Il symbolisait toutes ces heures passées à étudier.

Le Garfield m’avait été envoyé par Chouket un jour de Noël.

Il y avait aussi un « Petit Prince » offert par un homme qui avait envie de devenir le mien…

De « Petit Prince ».

J’avais acheté le Mickey à la boutique de l’hôpital de Dreux, lors de ma première hospitalisation en 2009.

La petite marmotte m’avait été rapportée par Laurette de l’un de ses séjours aux sports d’hiver.

Que de jolis souvenirs !

Le petit animal en peluche est le symbole de l'affect. Il n'y a qu'à regarder les hommages du Bataclan en ce 13 novembre...

Seulement moi, comme j’étais passée pas loin de la mort, comme on pensait que je ne reviendrais jamais habiter chez moi...

Moi, on m’avait pillée.

On m'avait pillée et on m'avait enterrée un peu vite.

Avant l'heure !

Hier soir, je me sentais mal.

Même très très mal.

J’ai maudit Zézette.

Ses mensonges et ses vols…

Son manque de coeur et sa voracité pour l'argent.

Seulement voilà...

Moi, sans aucune famille, je suis la proie idéale…

Et puis selon l'adage "les absents ont toujours tort".

Ce matin, j’ai relevé la tête.

J'ai relevé la tête et j’ai supprimé illico presto la page Facebook que j’avais créée à Zézette…

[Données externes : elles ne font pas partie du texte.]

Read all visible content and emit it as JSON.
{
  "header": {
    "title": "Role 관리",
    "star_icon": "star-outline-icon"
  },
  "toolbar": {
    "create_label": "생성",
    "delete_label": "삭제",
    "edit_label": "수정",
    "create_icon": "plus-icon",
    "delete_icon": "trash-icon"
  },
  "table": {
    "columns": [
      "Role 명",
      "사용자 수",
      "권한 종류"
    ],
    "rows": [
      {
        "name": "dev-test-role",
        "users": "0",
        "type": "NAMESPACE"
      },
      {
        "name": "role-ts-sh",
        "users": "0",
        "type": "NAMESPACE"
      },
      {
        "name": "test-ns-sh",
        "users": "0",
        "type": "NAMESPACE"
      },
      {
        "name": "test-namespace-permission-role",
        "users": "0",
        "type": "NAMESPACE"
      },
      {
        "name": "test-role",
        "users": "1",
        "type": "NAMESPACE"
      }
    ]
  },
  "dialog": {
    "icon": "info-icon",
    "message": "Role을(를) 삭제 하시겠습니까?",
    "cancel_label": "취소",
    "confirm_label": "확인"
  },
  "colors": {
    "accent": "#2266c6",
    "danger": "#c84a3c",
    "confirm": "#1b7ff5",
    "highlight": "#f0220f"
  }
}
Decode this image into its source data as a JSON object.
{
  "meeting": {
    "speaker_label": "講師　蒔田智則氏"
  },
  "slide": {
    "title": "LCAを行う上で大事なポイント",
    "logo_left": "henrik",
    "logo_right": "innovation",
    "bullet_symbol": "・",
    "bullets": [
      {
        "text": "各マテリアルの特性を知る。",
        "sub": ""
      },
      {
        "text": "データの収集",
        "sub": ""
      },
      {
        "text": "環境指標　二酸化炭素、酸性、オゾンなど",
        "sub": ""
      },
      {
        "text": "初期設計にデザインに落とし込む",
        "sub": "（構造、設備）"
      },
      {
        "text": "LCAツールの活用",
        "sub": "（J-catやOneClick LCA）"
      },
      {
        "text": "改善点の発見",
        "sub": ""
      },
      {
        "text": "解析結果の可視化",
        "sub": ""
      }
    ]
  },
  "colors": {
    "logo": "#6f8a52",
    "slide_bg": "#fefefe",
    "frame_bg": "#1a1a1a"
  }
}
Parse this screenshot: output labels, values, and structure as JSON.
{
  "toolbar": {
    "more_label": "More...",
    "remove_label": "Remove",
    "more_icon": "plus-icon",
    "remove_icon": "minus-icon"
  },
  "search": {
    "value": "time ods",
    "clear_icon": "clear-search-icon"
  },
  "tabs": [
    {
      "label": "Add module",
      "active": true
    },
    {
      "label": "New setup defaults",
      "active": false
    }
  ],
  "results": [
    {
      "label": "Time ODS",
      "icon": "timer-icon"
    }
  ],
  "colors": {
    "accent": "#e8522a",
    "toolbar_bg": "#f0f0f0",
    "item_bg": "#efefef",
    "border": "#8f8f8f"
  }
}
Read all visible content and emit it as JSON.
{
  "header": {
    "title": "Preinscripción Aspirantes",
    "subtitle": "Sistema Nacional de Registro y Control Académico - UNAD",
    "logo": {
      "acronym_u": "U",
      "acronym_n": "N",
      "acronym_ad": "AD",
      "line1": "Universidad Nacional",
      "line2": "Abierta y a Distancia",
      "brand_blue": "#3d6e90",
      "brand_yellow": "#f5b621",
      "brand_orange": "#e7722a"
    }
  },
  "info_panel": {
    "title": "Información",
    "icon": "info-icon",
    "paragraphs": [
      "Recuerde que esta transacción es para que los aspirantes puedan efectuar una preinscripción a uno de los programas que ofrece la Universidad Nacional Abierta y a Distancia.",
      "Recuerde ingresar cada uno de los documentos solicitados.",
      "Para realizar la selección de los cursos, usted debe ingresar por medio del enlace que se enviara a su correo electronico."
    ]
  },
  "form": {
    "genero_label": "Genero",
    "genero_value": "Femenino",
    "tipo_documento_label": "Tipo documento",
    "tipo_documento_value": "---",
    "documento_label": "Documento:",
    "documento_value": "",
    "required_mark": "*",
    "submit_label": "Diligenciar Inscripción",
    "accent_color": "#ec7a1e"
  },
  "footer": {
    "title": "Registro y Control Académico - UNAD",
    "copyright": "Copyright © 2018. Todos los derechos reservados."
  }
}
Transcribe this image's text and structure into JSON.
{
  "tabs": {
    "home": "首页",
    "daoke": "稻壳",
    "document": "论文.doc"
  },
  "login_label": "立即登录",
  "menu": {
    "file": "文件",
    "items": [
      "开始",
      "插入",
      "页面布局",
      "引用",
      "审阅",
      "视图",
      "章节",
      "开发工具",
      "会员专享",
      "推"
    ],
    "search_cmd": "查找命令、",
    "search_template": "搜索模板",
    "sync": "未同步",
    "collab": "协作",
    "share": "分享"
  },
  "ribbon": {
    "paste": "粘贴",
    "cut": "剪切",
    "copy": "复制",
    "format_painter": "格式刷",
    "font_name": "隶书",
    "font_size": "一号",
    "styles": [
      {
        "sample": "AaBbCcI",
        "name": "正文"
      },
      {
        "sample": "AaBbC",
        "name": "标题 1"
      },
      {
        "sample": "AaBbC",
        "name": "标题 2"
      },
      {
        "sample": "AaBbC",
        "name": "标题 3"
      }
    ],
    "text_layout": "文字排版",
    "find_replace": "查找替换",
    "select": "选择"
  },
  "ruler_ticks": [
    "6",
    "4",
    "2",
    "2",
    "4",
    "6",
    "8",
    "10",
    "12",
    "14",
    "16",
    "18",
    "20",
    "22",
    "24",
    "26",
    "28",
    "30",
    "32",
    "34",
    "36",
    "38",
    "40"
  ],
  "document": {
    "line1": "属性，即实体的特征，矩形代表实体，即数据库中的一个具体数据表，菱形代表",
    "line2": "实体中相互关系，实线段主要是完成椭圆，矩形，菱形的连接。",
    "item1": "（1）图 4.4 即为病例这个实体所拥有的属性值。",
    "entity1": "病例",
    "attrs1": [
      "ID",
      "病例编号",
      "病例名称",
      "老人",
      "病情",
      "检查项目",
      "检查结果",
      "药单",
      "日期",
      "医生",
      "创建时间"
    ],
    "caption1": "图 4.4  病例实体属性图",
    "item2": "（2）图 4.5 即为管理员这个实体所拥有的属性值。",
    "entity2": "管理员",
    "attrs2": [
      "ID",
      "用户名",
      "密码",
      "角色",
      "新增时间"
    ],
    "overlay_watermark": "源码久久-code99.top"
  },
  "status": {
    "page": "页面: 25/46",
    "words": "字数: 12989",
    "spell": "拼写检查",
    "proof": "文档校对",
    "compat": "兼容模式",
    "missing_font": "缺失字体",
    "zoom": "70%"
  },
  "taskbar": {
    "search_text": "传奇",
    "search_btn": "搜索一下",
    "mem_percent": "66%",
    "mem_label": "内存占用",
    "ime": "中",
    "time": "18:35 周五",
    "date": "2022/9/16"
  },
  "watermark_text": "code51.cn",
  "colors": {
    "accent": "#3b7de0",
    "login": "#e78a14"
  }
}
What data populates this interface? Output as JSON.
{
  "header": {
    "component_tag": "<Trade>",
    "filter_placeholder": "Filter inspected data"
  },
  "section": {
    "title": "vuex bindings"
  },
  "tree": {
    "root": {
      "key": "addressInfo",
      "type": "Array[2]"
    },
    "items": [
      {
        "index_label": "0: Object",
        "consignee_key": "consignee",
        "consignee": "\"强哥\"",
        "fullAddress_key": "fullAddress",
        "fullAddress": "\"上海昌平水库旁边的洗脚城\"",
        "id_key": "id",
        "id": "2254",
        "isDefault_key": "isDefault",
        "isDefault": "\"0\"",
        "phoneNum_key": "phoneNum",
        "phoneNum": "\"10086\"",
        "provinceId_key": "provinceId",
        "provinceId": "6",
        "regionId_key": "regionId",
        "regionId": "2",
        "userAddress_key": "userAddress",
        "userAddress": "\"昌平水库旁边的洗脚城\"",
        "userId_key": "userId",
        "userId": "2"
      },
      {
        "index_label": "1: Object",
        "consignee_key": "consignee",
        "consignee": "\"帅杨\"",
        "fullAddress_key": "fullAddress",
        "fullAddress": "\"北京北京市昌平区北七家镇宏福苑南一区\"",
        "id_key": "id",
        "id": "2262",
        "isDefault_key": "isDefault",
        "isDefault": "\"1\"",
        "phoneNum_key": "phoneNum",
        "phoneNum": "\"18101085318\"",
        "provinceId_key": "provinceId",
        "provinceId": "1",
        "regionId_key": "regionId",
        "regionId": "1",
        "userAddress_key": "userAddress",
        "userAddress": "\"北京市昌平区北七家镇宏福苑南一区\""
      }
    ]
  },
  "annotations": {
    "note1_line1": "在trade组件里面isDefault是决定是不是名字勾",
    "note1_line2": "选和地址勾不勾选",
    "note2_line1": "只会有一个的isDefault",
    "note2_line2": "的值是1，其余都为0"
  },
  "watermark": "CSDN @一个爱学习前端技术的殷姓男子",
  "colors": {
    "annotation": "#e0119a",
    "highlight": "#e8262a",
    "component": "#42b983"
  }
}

Elle va pouvoir piquer une autre crise de rage.

Je n'en ai cure.

J'ai le coeur froid.

Et puis pour se consoler…

Et bien pour se consoler j’ai une chouette idée pour elle...

Une idée qui ne lui coûtera pas un rond...

Pour se consoler...

Et bien pour se consoler qu’elle aille donc pleurer dans mes chères petites peluches !

Liliane Langellier

Ma piaule à U.C.L.A. avec le petit nounours blanc.

Ma piaule à U.C.L.A. avec le petit nounours blanc.